Thatcher nodded, then paused to consider it. "Perhaps it's best that way."
The telephone rang, and Ainsley answered, falling victim to his daily chores.
Thatcher briefly considered venturing across the hall to his own office, to inspect the mountain of papers that must certainly have accumulated in his absence. Instead, he pulled Lydia's letter from his pocket. After some hesitation, he forged it open and read.
Michael
We've been through a great deal together. I asked you to not open this letter until your arrival in England because I know it will take time for us to collect our lives.
You are, I think, the bravest man I've known. I realize there is an ocean between us now, but I dearly hope that someday we might see each other again. I say this not with the prospect of looking back to reminisce over the terrible events we left behind. Instead, I think you and I, more than most, can appreciate the possibilities of what is yet to come.

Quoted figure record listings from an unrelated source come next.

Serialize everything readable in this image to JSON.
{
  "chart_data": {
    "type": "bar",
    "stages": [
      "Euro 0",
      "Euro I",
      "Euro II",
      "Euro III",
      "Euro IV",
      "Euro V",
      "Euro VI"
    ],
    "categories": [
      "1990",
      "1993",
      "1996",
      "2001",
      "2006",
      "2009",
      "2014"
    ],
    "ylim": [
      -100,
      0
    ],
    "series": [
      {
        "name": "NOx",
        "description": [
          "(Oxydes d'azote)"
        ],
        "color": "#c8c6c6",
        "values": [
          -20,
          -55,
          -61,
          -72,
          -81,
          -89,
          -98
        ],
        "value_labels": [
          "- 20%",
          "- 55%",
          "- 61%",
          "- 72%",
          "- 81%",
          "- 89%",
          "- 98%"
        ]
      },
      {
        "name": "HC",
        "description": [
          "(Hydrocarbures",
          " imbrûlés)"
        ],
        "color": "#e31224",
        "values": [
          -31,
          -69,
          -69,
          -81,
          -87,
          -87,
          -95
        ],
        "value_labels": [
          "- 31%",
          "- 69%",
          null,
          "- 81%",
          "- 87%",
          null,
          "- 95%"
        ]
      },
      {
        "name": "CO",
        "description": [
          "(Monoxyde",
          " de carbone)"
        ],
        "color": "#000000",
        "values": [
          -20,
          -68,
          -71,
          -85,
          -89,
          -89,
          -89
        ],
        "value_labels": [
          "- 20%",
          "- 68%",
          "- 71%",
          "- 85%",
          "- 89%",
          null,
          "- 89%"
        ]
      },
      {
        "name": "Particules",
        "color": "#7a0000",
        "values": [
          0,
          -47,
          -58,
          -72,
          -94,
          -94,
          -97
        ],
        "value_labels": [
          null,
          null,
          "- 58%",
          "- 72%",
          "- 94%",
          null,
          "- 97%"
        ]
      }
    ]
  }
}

With deepest affection, Lydia
Thatcher read the letter three times. He then folded it carefully and sat very still, playing her voice in his mind. And what would come? The future tense had been foreign to his thoughts for so long.
Ainsley hung up his telephone. "Apparently we'll be getting another tomorrow — a colonel from the 7th Army Headquarters who —" Ainsley stopped in mid-sentence and stared at Thatcher. "Are you hearing any of this?"
When the question broke Thatcher's thoughts, he could think of only one thing to say. "I think you're right, Roger. I'm going to take some time off."
Ainsley walked around his desk and put a hand on Thatcher's shoulder. "Take as much as you need, Michael. God knows, you've earned it."
Thatcher left Ainsley's office and passed his own without a glance. There would be others to find, he knew. It might take years, even decades to track them all down. In time, he would do his share. But not today. And not tomorrow. As he walked down the hall his pace quickened. He could almost hear Madeline's strong, clear voice urging him elsewhere — It's time to live now, Michael Live!
Outside, Thatcher struggled onto his bicycle and began to pedal surely through the warm August rain.
Author's Note
The sinking of the USS Indianapolis has long been shrouded in mystery, but the same can be said for any number of events that occurred during World War II. The true circumstances of such tragedies are, of course, generally more ordinary than writers of fiction would imagine. What is not at question are the sacrifices made then, and continuing to this day, by the generation who fought those battles both at home and on the fronts.